Оставленная в одиночестве, я не спеша прохаживаюсь по комнатам и изучаю перемены. Первую гостиную переделали для большего количества посетителей, заменив часть столиков диванами. Во второй на боковых столах прибавилось безделушек: дорогих стеклянных глобусов, маленьких золотых шкатулок, затейливо расписанных ваз.
Я подхожу к письменному столу и на миг замираю. Валка скоро придет. Если я хочу отплатить за смерть Фалады, нужно отыскать любые способы ею управлять. И в том числе узнать, что написала ей моя мать, – сейчас, до ее возвращения. Я глубоко вдыхаю и выдвигаю ящик.

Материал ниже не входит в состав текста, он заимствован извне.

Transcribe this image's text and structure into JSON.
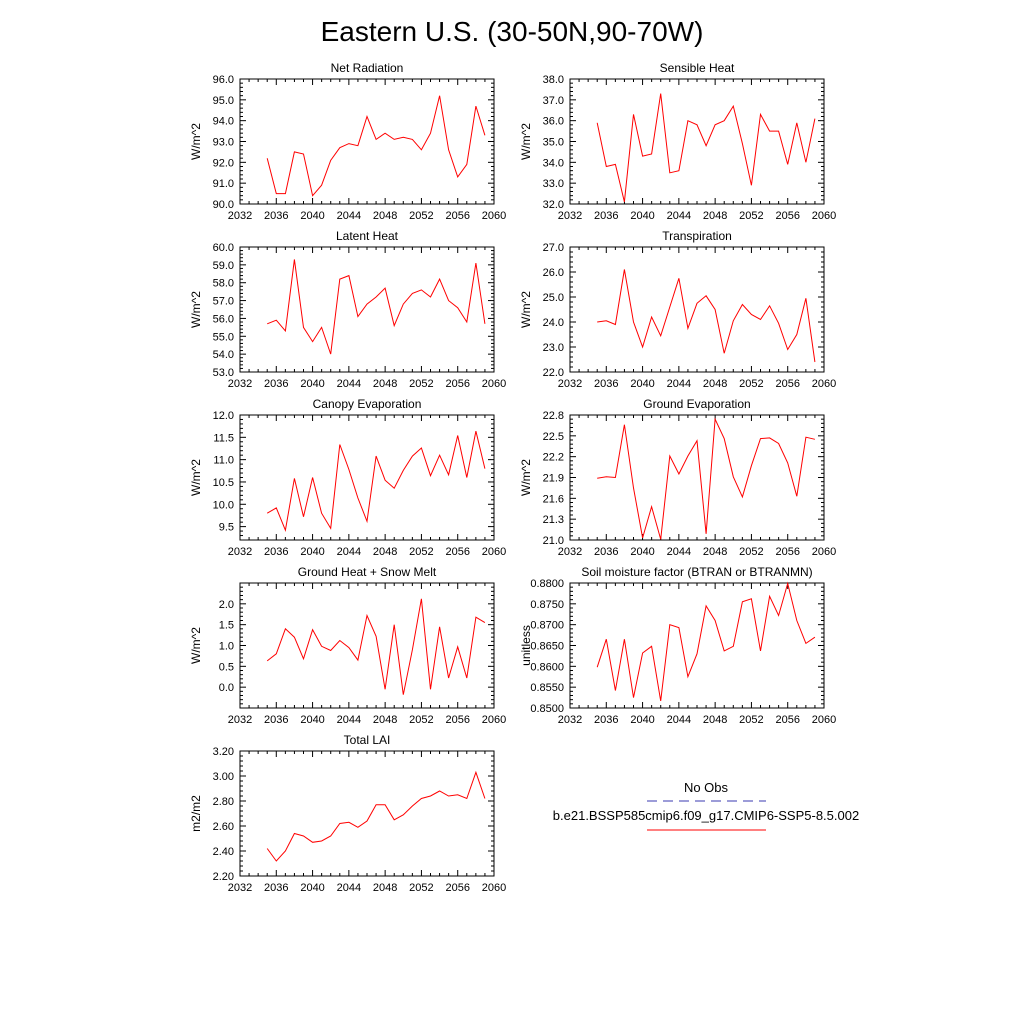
{
  "figure": {
    "title": "Eastern U.S. (30-50N,90-70W)"
  },
  "legend": {
    "obs_label": "No Obs",
    "obs_color": "#3a3ab0",
    "case_label": "b.e21.BSSP585cmip6.f09_g17.CMIP6-SSP5-8.5.002",
    "case_color": "#ff0000"
  },
  "chart_data": [
    {
      "type": "line",
      "title": "Net Radiation",
      "ylabel": "W/m^2",
      "xlim": [
        2032,
        2060
      ],
      "x_ticks": [
        2032,
        2036,
        2040,
        2044,
        2048,
        2052,
        2056,
        2060
      ],
      "ylim": [
        90.0,
        96.0
      ],
      "y_ticks": [
        "90.0",
        "91.0",
        "92.0",
        "93.0",
        "94.0",
        "95.0",
        "96.0"
      ],
      "series": [
        {
          "color": "#ff0000",
          "x": [
            2035,
            2036,
            2037,
            2038,
            2039,
            2040,
            2041,
            2042,
            2043,
            2044,
            2045,
            2046,
            2047,
            2048,
            2049,
            2050,
            2051,
            2052,
            2053,
            2054,
            2055,
            2056,
            2057,
            2058,
            2059
          ],
          "values": [
            92.2,
            90.5,
            90.5,
            92.5,
            92.4,
            90.4,
            90.9,
            92.1,
            92.7,
            92.9,
            92.8,
            94.2,
            93.1,
            93.4,
            93.1,
            93.2,
            93.1,
            92.6,
            93.4,
            95.2,
            92.6,
            91.3,
            91.9,
            94.7,
            93.3
          ]
        }
      ]
    },
    {
      "type": "line",
      "title": "Sensible Heat",
      "ylabel": "W/m^2",
      "xlim": [
        2032,
        2060
      ],
      "x_ticks": [
        2032,
        2036,
        2040,
        2044,
        2048,
        2052,
        2056,
        2060
      ],
      "ylim": [
        32.0,
        38.0
      ],
      "y_ticks": [
        "32.0",
        "33.0",
        "34.0",
        "35.0",
        "36.0",
        "37.0",
        "38.0"
      ],
      "series": [
        {
          "color": "#ff0000",
          "x": [
            2035,
            2036,
            2037,
            2038,
            2039,
            2040,
            2041,
            2042,
            2043,
            2044,
            2045,
            2046,
            2047,
            2048,
            2049,
            2050,
            2051,
            2052,
            2053,
            2054,
            2055,
            2056,
            2057,
            2058,
            2059
          ],
          "values": [
            35.9,
            33.8,
            33.9,
            32.1,
            36.3,
            34.3,
            34.4,
            37.3,
            33.5,
            33.6,
            36.0,
            35.8,
            34.8,
            35.8,
            36.0,
            36.7,
            34.9,
            32.9,
            36.3,
            35.5,
            35.5,
            33.9,
            35.9,
            34.0,
            36.1
          ]
        }
      ]
    },
    {
      "type": "line",
      "title": "Latent Heat",
      "ylabel": "W/m^2",
      "xlim": [
        2032,
        2060
      ],
      "x_ticks": [
        2032,
        2036,
        2040,
        2044,
        2048,
        2052,
        2056,
        2060
      ],
      "ylim": [
        53.0,
        60.0
      ],
      "y_ticks": [
        "53.0",
        "54.0",
        "55.0",
        "56.0",
        "57.0",
        "58.0",
        "59.0",
        "60.0"
      ],
      "series": [
        {
          "color": "#ff0000",
          "x": [
            2035,
            2036,
            2037,
            2038,
            2039,
            2040,
            2041,
            2042,
            2043,
            2044,
            2045,
            2046,
            2047,
            2048,
            2049,
            2050,
            2051,
            2052,
            2053,
            2054,
            2055,
            2056,
            2057,
            2058,
            2059
          ],
          "values": [
            55.7,
            55.9,
            55.3,
            59.3,
            55.5,
            54.7,
            55.5,
            54.0,
            58.2,
            58.4,
            56.1,
            56.8,
            57.2,
            57.7,
            55.6,
            56.8,
            57.4,
            57.6,
            57.2,
            58.2,
            57.0,
            56.6,
            55.8,
            59.1,
            55.7
          ]
        }
      ]
    },
    {
      "type": "line",
      "title": "Transpiration",
      "ylabel": "W/m^2",
      "xlim": [
        2032,
        2060
      ],
      "x_ticks": [
        2032,
        2036,
        2040,
        2044,
        2048,
        2052,
        2056,
        2060
      ],
      "ylim": [
        22.0,
        27.0
      ],
      "y_ticks": [
        "22.0",
        "23.0",
        "24.0",
        "25.0",
        "26.0",
        "27.0"
      ],
      "series": [
        {
          "color": "#ff0000",
          "x": [
            2035,
            2036,
            2037,
            2038,
            2039,
            2040,
            2041,
            2042,
            2043,
            2044,
            2045,
            2046,
            2047,
            2048,
            2049,
            2050,
            2051,
            2052,
            2053,
            2054,
            2055,
            2056,
            2057,
            2058,
            2059
          ],
          "values": [
            24.0,
            24.05,
            23.9,
            26.1,
            24.0,
            23.0,
            24.2,
            23.45,
            24.6,
            25.75,
            23.75,
            24.75,
            25.05,
            24.5,
            22.75,
            24.05,
            24.7,
            24.3,
            24.1,
            24.65,
            23.95,
            22.9,
            23.5,
            24.95,
            22.4
          ]
        }
      ]
    },
    {
      "type": "line",
      "title": "Canopy Evaporation",
      "ylabel": "W/m^2",
      "xlim": [
        2032,
        2060
      ],
      "x_ticks": [
        2032,
        2036,
        2040,
        2044,
        2048,
        2052,
        2056,
        2060
      ],
      "ylim": [
        9.2,
        12.0
      ],
      "y_ticks": [
        "9.5",
        "10.0",
        "10.5",
        "11.0",
        "11.5",
        "12.0"
      ],
      "series": [
        {
          "color": "#ff0000",
          "x": [
            2035,
            2036,
            2037,
            2038,
            2039,
            2040,
            2041,
            2042,
            2043,
            2044,
            2045,
            2046,
            2047,
            2048,
            2049,
            2050,
            2051,
            2052,
            2053,
            2054,
            2055,
            2056,
            2057,
            2058,
            2059
          ],
          "values": [
            9.8,
            9.92,
            9.42,
            10.58,
            9.72,
            10.6,
            9.8,
            9.46,
            11.34,
            10.78,
            10.14,
            9.62,
            11.08,
            10.54,
            10.36,
            10.76,
            11.08,
            11.26,
            10.64,
            11.1,
            10.66,
            11.54,
            10.6,
            11.64,
            10.8
          ]
        }
      ]
    },
    {
      "type": "line",
      "title": "Ground Evaporation",
      "ylabel": "W/m^2",
      "xlim": [
        2032,
        2060
      ],
      "x_ticks": [
        2032,
        2036,
        2040,
        2044,
        2048,
        2052,
        2056,
        2060
      ],
      "ylim": [
        21.0,
        22.8
      ],
      "y_ticks": [
        "21.0",
        "21.3",
        "21.6",
        "21.9",
        "22.2",
        "22.5",
        "22.8"
      ],
      "series": [
        {
          "color": "#ff0000",
          "x": [
            2035,
            2036,
            2037,
            2038,
            2039,
            2040,
            2041,
            2042,
            2043,
            2044,
            2045,
            2046,
            2047,
            2048,
            2049,
            2050,
            2051,
            2052,
            2053,
            2054,
            2055,
            2056,
            2057,
            2058,
            2059
          ],
          "values": [
            21.89,
            21.91,
            21.9,
            22.66,
            21.75,
            21.03,
            21.48,
            21.01,
            22.21,
            21.95,
            22.21,
            22.43,
            21.09,
            22.74,
            22.46,
            21.91,
            21.62,
            22.07,
            22.46,
            22.47,
            22.39,
            22.11,
            21.63,
            22.48,
            22.45
          ]
        }
      ]
    },
    {
      "type": "line",
      "title": "Ground Heat + Snow Melt",
      "ylabel": "W/m^2",
      "xlim": [
        2032,
        2060
      ],
      "x_ticks": [
        2032,
        2036,
        2040,
        2044,
        2048,
        2052,
        2056,
        2060
      ],
      "ylim": [
        -0.5,
        2.5
      ],
      "y_ticks": [
        "0.0",
        "0.5",
        "1.0",
        "1.5",
        "2.0"
      ],
      "series": [
        {
          "color": "#ff0000",
          "x": [
            2035,
            2036,
            2037,
            2038,
            2039,
            2040,
            2041,
            2042,
            2043,
            2044,
            2045,
            2046,
            2047,
            2048,
            2049,
            2050,
            2051,
            2052,
            2053,
            2054,
            2055,
            2056,
            2057,
            2058,
            2059
          ],
          "values": [
            0.63,
            0.8,
            1.4,
            1.2,
            0.68,
            1.38,
            0.98,
            0.88,
            1.12,
            0.95,
            0.65,
            1.72,
            1.22,
            -0.05,
            1.5,
            -0.18,
            0.9,
            2.12,
            -0.05,
            1.45,
            0.22,
            0.97,
            0.22,
            1.68,
            1.55
          ]
        }
      ]
    },
    {
      "type": "line",
      "title": "Soil moisture factor (BTRAN or BTRANMN)",
      "ylabel": "unitless",
      "xlim": [
        2032,
        2060
      ],
      "x_ticks": [
        2032,
        2036,
        2040,
        2044,
        2048,
        2052,
        2056,
        2060
      ],
      "ylim": [
        0.85,
        0.88
      ],
      "y_ticks": [
        "0.8500",
        "0.8550",
        "0.8600",
        "0.8650",
        "0.8700",
        "0.8750",
        "0.8800"
      ],
      "series": [
        {
          "color": "#ff0000",
          "x": [
            2035,
            2036,
            2037,
            2038,
            2039,
            2040,
            2041,
            2042,
            2043,
            2044,
            2045,
            2046,
            2047,
            2048,
            2049,
            2050,
            2051,
            2052,
            2053,
            2054,
            2055,
            2056,
            2057,
            2058,
            2059
          ],
          "values": [
            0.8598,
            0.8665,
            0.8542,
            0.8665,
            0.8525,
            0.8632,
            0.8648,
            0.8517,
            0.87,
            0.8693,
            0.8575,
            0.863,
            0.8745,
            0.871,
            0.8637,
            0.8648,
            0.8755,
            0.8762,
            0.8637,
            0.8768,
            0.8722,
            0.8799,
            0.871,
            0.8655,
            0.867
          ]
        }
      ]
    },
    {
      "type": "line",
      "title": "Total LAI",
      "ylabel": "m2/m2",
      "xlim": [
        2032,
        2060
      ],
      "x_ticks": [
        2032,
        2036,
        2040,
        2044,
        2048,
        2052,
        2056,
        2060
      ],
      "ylim": [
        2.2,
        3.2
      ],
      "y_ticks": [
        "2.20",
        "2.40",
        "2.60",
        "2.80",
        "3.00",
        "3.20"
      ],
      "series": [
        {
          "color": "#ff0000",
          "x": [
            2035,
            2036,
            2037,
            2038,
            2039,
            2040,
            2041,
            2042,
            2043,
            2044,
            2045,
            2046,
            2047,
            2048,
            2049,
            2050,
            2051,
            2052,
            2053,
            2054,
            2055,
            2056,
            2057,
            2058,
            2059
          ],
          "values": [
            2.42,
            2.32,
            2.4,
            2.54,
            2.52,
            2.47,
            2.48,
            2.52,
            2.62,
            2.63,
            2.59,
            2.64,
            2.77,
            2.77,
            2.65,
            2.69,
            2.76,
            2.82,
            2.84,
            2.88,
            2.84,
            2.85,
            2.82,
            3.03,
            2.82
          ]
        }
      ]
    }
  ]
}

Внутри лежат все письма, на которые я уже отвечала, на самом верху – новое. Я раскрываю его и быстро пробегаю глазами. Оно было написано почти месяц назад. Валка получила его довольно давно и все откладывала ответ. Само письмо очень длинное и содержит суровые нарекания за глупое решение отдалиться от Мелькиора и его друзей, предписания касаемо того, как вернуть их в свой круг, краткий прогноз того, чем могут обернуться эти политические игры для моего положения в будущем, и поучения о том, как одеваться и вести себя, чтобы не терять интереса Кестрина. Завершается оно требованием присылать больше новостей и упоминанием о подготовке королевы и принца к отбытию на свадьбу весной.
Матушку уже, очевидно, тревожит Валка и то, что придворные игры принцессы подрывают союз, который этот брак был призван укрепить. Я взвешиваю письмо в руке и ворошу оставшиеся в ящике. Других посланий от матери ведь быть не должно?

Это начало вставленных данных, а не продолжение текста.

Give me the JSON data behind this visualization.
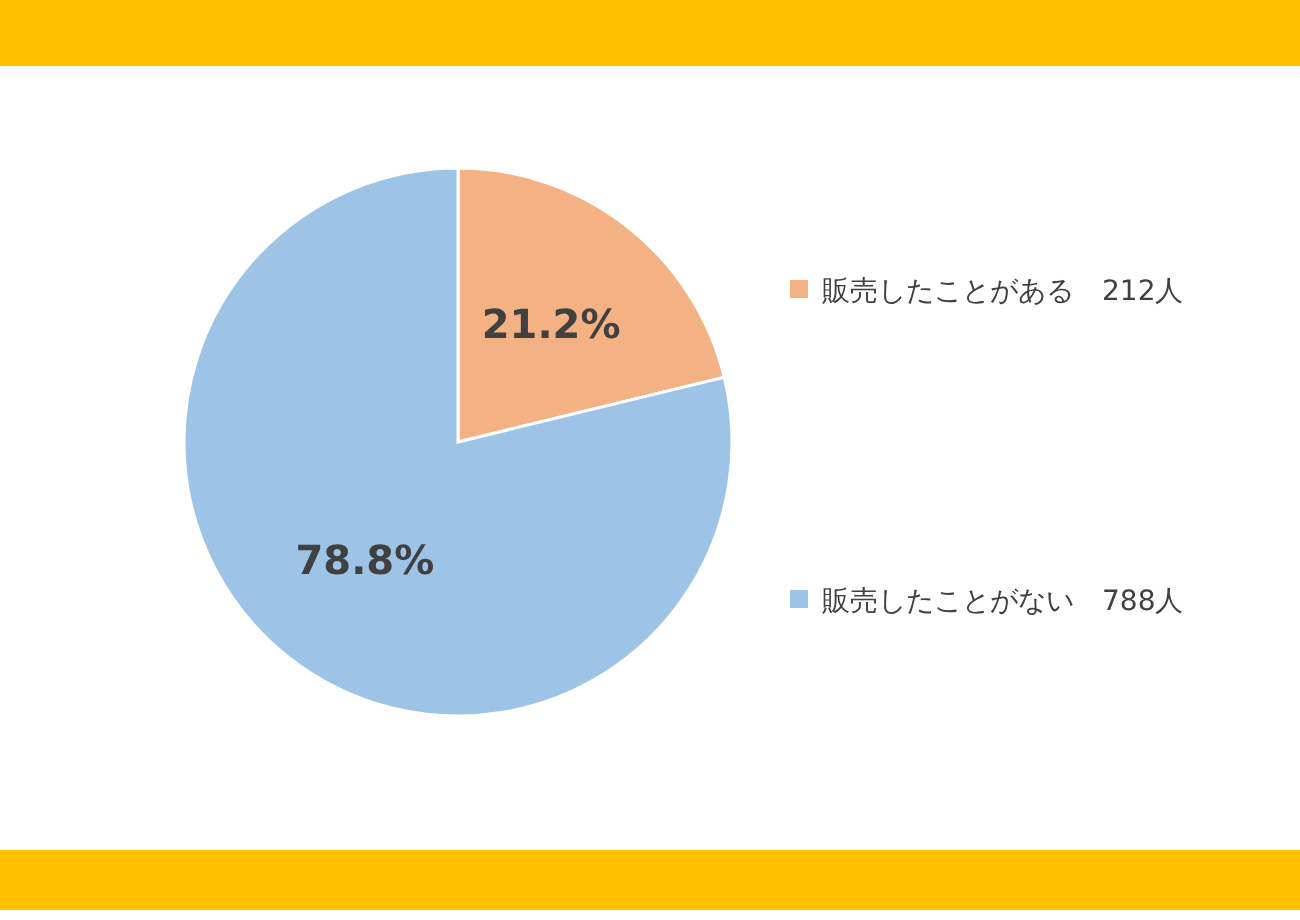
{
  "chart_data": {
    "type": "pie",
    "categories": [
      "販売したことがある　212人",
      "販売したことがない　788人"
    ],
    "values": [
      21.2,
      78.8
    ],
    "colors": [
      "#f4b183",
      "#9dc3e6"
    ],
    "value_labels": [
      "21.2%",
      "78.8%"
    ],
    "legend": "right"
  }
}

Да, там только те, что я уже видела. Под ними лежит набросок портрета, для которого позировала Валка. Я разглядываю его, но нарисованная девица с безжалостным взглядом и ноткой надменности в улыбке кажется не более знакомой, чем любая придворная дама. Я в нерешительности держусь за краешек листа. В передней комнате по-прежнему тихо, а я хочу знать, что еще может прятать та, что притворяется мной.
Под наброском лежат два послания от Кестрина, каждое не больше строчки длиной. Я пробегаю пальцами по его почерку, знакомому теперь по записке, присланной с плащом. Эти две тоже прилагались к каким-то подаркам, потому что в них лишь обращение к принцессе, надежды на то, что она будет рада содержимому неизвестных посылок, и подпись в конце.
Я ни разу не размышляла о том, как Кестрин обходится с Валкой, стал ли он за ней ухаживать или отверг ее. Эти две записочки приоткрывают картину, какой я не могла и представить: принц оказывается любезным поклонником, дарящим невесте побрякушки. Несмотря на понимание того, что она фальшивка.
По телу бегут мурашки, когда я вспоминаю первый разговор с ним после прибытия в Менайю, когда он попросил написать за него письмо, и следующий, когда он нашел плащ. Как переменчив он был, как легко перевоплощался из друга во врага, мастерски скрывая настоящие чувства. Это было жутко, а теперь в этих строчках я снова вижу, как тот же человек разыгрывает заботу, которой точно нет и следа.